As the scythe of scandal continues to cut off the careers and other vital parts of reporters and editors at the nation's major newspapers, those of us who peddle opinions for a living rather than facts are starting to get nervous. When will the spotlight turn on us? Every time another malefactor is exposed, we feel a chill and think we hear the tumbrels roll. We know in our hearts that we are uniquely vulnerable.
We opinionistas are a diverse bunch: newspaper editorial writers draped in cardigan sweaters and clutching pipes, columnists dictating a few trenchant paragraphs on cell phones while striding self-importantly through Reagan National Airport, troll-like TV commentators with ill-fitting teeth, fat and angry radio talk-show hosts ... We all agree on very little. But we share a common bewilderment about the venom attached to these recent accusations of plagiarism and fabrication.
What we don't get is this: If you're not supposed to take it from someone else and you're not supposed to make it up yourself, where are you supposed to get it? From this perspective, reporters have it easy. There is always something new to report. Life itself supplies a regular stream of events--roughly 3.2 billion an hour, according to scientists. With the advent of computers, it has become a simple matter to rank all events in order of their suitability as news, using the famous Gannett scale, developed by the well-known newspaper chain and involving such factors as the impact of an event on other events, the number of proper names that are difficult to spell (a negative factor) and the involvement of people from diverse backgrounds (a plus, obviously).

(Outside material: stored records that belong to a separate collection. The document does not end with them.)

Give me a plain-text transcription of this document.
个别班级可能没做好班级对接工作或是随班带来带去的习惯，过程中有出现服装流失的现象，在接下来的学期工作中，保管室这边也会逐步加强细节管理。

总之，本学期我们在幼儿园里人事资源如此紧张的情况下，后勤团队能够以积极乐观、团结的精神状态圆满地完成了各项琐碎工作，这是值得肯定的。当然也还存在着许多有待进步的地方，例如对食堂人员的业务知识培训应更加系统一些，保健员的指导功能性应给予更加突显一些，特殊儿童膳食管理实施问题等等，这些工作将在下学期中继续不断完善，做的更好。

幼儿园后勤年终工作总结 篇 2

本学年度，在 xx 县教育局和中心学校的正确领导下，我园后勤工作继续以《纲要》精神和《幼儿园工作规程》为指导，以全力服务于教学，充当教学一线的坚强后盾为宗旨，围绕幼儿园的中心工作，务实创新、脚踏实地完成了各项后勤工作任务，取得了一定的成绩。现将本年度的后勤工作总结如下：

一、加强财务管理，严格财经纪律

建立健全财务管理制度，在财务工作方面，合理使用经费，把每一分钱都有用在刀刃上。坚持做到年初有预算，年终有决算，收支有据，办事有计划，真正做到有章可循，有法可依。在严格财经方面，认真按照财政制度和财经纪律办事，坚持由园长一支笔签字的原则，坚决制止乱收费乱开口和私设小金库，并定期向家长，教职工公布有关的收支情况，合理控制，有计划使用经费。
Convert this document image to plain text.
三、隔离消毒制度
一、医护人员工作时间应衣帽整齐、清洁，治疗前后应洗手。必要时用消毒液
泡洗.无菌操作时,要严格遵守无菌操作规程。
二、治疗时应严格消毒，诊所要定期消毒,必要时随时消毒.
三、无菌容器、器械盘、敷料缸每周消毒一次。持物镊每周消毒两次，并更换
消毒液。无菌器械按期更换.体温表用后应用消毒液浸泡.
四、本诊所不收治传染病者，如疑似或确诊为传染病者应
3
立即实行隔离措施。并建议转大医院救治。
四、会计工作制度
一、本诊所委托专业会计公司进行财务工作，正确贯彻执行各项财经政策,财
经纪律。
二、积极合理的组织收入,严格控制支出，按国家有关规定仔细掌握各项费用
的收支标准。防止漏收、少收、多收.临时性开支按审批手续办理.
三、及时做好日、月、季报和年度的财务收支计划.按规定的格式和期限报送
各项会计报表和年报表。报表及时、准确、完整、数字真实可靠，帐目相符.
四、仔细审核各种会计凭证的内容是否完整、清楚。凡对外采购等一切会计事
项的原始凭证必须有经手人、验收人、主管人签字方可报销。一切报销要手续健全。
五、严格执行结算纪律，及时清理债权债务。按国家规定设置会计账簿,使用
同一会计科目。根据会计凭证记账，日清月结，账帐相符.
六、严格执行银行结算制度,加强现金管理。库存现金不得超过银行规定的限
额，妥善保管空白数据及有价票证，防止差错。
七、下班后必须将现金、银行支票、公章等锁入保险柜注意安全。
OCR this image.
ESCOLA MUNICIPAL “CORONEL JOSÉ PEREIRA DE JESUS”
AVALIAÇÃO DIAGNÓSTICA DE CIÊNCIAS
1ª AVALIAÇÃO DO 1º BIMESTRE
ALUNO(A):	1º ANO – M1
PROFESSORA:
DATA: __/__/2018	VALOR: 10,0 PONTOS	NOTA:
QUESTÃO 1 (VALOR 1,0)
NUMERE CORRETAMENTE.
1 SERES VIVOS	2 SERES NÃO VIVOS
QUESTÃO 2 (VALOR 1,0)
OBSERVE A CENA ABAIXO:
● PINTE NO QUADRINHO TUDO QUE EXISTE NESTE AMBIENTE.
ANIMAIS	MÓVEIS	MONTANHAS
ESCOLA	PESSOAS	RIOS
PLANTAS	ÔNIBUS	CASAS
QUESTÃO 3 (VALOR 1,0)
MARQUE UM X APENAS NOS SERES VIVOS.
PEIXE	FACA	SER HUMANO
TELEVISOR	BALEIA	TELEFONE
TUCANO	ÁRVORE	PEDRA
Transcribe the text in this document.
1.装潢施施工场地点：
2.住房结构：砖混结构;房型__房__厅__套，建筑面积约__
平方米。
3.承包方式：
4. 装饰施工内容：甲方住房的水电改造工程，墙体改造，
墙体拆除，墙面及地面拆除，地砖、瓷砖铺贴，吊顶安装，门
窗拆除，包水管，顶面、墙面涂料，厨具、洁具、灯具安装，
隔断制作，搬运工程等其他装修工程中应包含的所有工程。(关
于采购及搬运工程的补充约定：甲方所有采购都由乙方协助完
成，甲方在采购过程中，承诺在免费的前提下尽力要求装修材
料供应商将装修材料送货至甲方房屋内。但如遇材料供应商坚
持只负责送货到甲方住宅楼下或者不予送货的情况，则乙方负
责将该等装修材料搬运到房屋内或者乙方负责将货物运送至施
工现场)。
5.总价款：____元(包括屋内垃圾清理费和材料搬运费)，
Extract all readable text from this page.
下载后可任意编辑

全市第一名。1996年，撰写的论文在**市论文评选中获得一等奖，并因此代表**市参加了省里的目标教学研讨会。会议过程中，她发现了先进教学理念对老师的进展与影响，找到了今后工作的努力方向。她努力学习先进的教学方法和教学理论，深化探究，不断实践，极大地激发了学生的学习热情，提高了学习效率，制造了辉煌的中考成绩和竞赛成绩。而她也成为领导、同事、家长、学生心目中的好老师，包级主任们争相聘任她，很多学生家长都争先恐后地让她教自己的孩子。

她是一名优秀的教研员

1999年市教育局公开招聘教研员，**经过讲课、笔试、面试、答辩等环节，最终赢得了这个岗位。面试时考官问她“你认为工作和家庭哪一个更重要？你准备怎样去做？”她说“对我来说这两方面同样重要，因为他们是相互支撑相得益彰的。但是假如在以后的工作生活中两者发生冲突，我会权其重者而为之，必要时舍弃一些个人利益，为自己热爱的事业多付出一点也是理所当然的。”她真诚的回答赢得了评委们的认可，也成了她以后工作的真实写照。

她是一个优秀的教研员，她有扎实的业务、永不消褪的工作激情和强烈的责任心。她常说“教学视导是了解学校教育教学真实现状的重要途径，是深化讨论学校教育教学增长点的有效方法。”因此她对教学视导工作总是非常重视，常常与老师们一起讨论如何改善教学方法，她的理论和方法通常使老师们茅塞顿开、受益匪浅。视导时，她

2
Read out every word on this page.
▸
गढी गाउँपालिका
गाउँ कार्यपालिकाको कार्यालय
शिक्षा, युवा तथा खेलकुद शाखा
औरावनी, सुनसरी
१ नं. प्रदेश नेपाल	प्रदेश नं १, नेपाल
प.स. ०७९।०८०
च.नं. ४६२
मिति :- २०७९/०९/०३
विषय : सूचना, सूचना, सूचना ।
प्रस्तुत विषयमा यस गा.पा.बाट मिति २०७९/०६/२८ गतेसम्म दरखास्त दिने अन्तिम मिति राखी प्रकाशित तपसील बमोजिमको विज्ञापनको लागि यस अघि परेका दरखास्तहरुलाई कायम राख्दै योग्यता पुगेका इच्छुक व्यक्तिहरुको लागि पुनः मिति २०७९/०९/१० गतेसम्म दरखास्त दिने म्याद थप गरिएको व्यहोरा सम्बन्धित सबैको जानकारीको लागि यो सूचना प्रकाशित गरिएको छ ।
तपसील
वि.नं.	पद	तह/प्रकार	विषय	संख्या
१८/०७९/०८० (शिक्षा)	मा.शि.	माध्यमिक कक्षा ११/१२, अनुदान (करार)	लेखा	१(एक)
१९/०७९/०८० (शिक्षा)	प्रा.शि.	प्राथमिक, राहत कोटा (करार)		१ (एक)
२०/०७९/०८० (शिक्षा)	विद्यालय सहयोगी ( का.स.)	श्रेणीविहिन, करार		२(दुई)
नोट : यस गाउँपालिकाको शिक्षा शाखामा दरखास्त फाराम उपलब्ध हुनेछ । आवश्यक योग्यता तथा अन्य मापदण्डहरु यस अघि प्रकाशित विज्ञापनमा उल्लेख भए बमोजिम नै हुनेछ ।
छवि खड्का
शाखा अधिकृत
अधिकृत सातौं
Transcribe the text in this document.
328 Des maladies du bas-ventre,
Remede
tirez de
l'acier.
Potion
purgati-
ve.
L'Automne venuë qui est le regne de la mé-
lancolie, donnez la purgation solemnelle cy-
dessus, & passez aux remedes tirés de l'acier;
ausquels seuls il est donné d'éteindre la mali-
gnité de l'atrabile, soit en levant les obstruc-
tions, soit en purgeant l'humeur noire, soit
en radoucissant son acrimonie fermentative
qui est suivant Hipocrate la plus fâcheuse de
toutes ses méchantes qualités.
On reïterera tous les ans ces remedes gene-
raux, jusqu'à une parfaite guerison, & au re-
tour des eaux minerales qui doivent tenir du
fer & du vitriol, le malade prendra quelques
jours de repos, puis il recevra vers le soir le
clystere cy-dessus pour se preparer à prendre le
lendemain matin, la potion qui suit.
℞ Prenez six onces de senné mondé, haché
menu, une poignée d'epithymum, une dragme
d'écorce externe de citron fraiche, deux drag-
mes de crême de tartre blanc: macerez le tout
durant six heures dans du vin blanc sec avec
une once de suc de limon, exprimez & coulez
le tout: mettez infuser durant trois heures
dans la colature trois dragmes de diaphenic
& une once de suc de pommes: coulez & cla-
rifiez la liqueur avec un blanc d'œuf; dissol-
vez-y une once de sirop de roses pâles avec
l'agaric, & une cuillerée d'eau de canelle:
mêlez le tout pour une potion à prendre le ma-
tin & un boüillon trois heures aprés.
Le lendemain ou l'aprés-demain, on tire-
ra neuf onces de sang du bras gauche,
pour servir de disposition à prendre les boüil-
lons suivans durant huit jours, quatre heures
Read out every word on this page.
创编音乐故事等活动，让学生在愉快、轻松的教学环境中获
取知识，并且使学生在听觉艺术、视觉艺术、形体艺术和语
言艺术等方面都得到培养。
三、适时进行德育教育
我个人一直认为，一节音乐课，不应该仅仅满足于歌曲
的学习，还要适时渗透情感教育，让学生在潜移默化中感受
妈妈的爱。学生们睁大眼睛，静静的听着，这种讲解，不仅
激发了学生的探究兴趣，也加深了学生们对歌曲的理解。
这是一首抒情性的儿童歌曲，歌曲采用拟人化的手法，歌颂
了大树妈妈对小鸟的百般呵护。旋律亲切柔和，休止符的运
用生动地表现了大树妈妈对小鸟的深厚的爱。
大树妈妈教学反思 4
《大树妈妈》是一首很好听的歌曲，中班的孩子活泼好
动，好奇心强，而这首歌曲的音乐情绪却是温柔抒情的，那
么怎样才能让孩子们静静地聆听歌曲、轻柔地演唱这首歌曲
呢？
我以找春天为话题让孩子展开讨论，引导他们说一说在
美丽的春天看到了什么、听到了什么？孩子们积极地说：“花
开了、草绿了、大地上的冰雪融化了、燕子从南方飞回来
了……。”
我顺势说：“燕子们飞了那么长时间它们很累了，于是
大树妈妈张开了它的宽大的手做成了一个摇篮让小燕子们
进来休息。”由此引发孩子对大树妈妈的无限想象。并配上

But pity the opinionmeister! Opinions don't flare and quickly die like fireworks. Opinions come and stay, leaving little room for new ones. There are only five opinions you can have about abortion, according to a report prepared for the Opinion League of America. There are only two possible opinions (sometimes characterized as yes and no) on capital punishment, just one on matters implicating the American flag. Under these circumstances, it would be annoying to be told that it is unacceptable for an opinion to be used more than once. Worse than annoying, it would be wasteful. Call it plagiarism if you like; we prefer to think of it as recycling. Facts are like air: they can be polluted, but there is no danger that we will actually run out of the stuff. Opinions, by contrast, are like water or oil: the danger of running out is real.